Thanks for your insights.

That Singapore is this way indicates that it is all just an illusion, in truth, there is nothing here at all. It is a ghost of a city, with a ghost of competency.

You are right, whenever there is a crisis, Singapore FAILS to meet the need. There are so many examples.

It is a bit scarey actually.

Kind regards

6:26 AM  
Anonymous Anonymous said...

I must say I do enjoy your lucid commentary on Singapore and other interesting topics.
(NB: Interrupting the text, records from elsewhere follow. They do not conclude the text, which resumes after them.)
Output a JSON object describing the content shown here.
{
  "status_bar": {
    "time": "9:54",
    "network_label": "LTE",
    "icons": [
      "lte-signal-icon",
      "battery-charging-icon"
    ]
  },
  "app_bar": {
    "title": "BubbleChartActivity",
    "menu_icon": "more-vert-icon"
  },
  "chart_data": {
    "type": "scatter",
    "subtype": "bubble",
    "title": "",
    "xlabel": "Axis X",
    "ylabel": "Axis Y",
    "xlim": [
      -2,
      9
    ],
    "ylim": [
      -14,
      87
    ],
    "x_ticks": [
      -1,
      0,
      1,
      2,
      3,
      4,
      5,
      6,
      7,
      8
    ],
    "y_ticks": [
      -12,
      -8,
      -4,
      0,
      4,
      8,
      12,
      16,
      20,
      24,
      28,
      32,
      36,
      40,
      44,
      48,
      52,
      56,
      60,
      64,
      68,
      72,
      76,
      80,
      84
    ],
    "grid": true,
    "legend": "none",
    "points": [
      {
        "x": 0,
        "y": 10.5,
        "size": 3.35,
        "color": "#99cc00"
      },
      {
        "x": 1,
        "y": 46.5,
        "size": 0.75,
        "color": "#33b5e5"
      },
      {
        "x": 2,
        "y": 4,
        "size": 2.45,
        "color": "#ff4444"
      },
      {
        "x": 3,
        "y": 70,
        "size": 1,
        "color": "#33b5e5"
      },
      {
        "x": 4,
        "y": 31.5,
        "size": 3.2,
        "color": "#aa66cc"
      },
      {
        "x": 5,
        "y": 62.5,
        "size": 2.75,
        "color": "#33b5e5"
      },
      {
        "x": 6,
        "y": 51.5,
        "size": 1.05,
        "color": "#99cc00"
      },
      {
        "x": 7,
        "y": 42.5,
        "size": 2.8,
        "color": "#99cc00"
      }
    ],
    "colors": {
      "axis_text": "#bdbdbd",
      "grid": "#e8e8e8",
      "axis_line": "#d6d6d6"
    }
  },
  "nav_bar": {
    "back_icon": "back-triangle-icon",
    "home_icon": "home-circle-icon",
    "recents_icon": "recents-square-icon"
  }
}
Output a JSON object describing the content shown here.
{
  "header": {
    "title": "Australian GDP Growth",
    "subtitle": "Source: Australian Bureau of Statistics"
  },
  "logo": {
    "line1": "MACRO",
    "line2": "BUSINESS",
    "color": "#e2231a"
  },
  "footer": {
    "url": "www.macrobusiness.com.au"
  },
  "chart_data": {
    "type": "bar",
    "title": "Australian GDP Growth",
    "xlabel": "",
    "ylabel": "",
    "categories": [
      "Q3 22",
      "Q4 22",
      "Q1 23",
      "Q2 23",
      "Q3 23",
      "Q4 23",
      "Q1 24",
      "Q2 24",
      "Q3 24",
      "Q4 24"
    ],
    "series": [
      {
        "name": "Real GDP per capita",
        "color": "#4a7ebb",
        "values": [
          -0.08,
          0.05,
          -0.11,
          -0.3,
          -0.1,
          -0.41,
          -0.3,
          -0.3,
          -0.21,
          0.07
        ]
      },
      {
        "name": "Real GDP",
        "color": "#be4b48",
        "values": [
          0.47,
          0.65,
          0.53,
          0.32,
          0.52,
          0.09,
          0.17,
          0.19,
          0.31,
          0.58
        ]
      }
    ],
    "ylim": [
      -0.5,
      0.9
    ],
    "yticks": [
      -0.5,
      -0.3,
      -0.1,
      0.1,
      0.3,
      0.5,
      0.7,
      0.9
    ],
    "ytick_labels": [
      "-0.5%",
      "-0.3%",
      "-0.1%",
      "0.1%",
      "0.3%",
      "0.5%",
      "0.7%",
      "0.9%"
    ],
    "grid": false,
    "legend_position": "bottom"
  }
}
As for people sleeping (day dreaming) on the job, I find that people here are generally on automatic pilot: when walking they will change direction (as if on purpose) to go on collisoon course with another person approaching from the opposite direction; when driving they will transgress some traffic rule and then continue on as if that was accepted behaviour, etc ...

12:52 PM  
Blogger Valentine Cawley said...

Yes. Perhaps only a nation asleep could ever become this way. It takes a certain sleepiness on the part of people for certain things here, to prevail. I will leave what those certain things are to your own imagination (though it explains a lot about life here!)

Thanks for your comment.

1:48 PM  
Blogger Valentine Cawley said...

Anonymous at 12.52 pm...thank you, by the way, for your kind words regarding my writing. It is always rewarding to hear that someone enjoys it and finds value in it. It is appreciated.

Happy New Year (soon, anyway).

2:01 PM  
Anonymous JohnnyKid said...

Retail staff in Singapore are paid $1000 a month and work 6 days a week. With this kind of pay, and lack of career progression, it can only attract people who couldn't do other jobs, and people who treat it as a temp job. Both groups of people don't sound like they can or bother to provide any service. Even if they get sacked for treating a customer badly, they can easily find another retail job. Demand for personnel exceeds supply because of the low pay and poor working conditions.

It is not that Singaporeans aren't aware of basic customer service. 99% of stores in Singapore provide bad service. You boycott this store and go to another, you will still get the same poor service.